Lu asked if China had made any unusual military arrangements ahead of the congress, to which Lai said there was a personnel reshuffle and the Cabinet had a good grasp of the situation, but refused to comment further.
Minister of National Defense Feng Shih-kuan (馮世寬) said that Beijing’s frequent military activities around Taiwan have relented since China’s National Day holidays, due in part to weather conditions and the long weekend.
There is no sign of any aggressive military arrangements, suggesting that Beijing’s attitude has eased, Feng said.
On the diplomatic front, Taiwan’s relations with its diplomatic allies are stable, Minister of Foreign Affairs David Lee (李大維) said.
“There has always been a tug-of-war with China in foreign relations. It started long before May 20 last year [when President Tsai Ing-wen (蔡英文) was inaugurated]. It has always been like this. Sometimes China exerts more pressure, but it is relatively stable now,” Lee said.
Meanwhile, Lai said that Taiwan would interact with China on the principles of equality and mutual respect during the APEC summit, after KMT Legislator Lai Shyh-bao (賴士葆) questioned if Taiwan’s participation under the name “Chinese Taipei” might damage the nation’s dignity.

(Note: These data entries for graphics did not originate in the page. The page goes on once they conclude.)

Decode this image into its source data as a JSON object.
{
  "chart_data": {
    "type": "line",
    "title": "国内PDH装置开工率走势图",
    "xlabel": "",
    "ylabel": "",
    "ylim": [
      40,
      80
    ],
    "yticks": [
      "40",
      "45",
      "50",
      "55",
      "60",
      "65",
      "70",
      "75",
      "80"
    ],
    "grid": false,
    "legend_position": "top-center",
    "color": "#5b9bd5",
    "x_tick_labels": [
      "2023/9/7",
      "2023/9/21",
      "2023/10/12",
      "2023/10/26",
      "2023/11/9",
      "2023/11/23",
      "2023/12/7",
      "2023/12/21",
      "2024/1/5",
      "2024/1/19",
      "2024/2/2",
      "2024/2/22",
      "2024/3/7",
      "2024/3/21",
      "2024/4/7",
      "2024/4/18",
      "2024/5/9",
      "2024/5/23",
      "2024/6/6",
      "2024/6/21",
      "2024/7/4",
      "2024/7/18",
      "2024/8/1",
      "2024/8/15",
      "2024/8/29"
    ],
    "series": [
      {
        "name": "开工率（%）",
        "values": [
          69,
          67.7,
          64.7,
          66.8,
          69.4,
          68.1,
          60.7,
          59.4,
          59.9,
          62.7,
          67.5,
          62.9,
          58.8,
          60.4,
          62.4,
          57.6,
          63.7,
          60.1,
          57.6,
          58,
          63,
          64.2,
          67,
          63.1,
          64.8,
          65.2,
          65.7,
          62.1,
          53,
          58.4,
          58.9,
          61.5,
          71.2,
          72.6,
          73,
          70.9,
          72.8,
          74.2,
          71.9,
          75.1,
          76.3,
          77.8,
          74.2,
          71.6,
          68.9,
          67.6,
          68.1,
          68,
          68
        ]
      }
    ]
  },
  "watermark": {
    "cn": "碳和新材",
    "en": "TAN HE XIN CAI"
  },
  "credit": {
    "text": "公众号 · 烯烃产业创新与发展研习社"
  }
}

Citing Tsai’s statement that her administration is willing to have friendly interactions with Beijing under the APEC framework, Lai said that it might be an affront to Taiwan’s sovereignty because the nation cannot join APEC as a state.
The public should support Tsai’s proposal, which seeks to achieve a common ground with Beijing to develop cross-strait relations on the right track, Lai said.
Taiwan and China are to interact as separate APEC members and economies, Lai said, avoiding the question if the interaction should be defined as a state-to-state.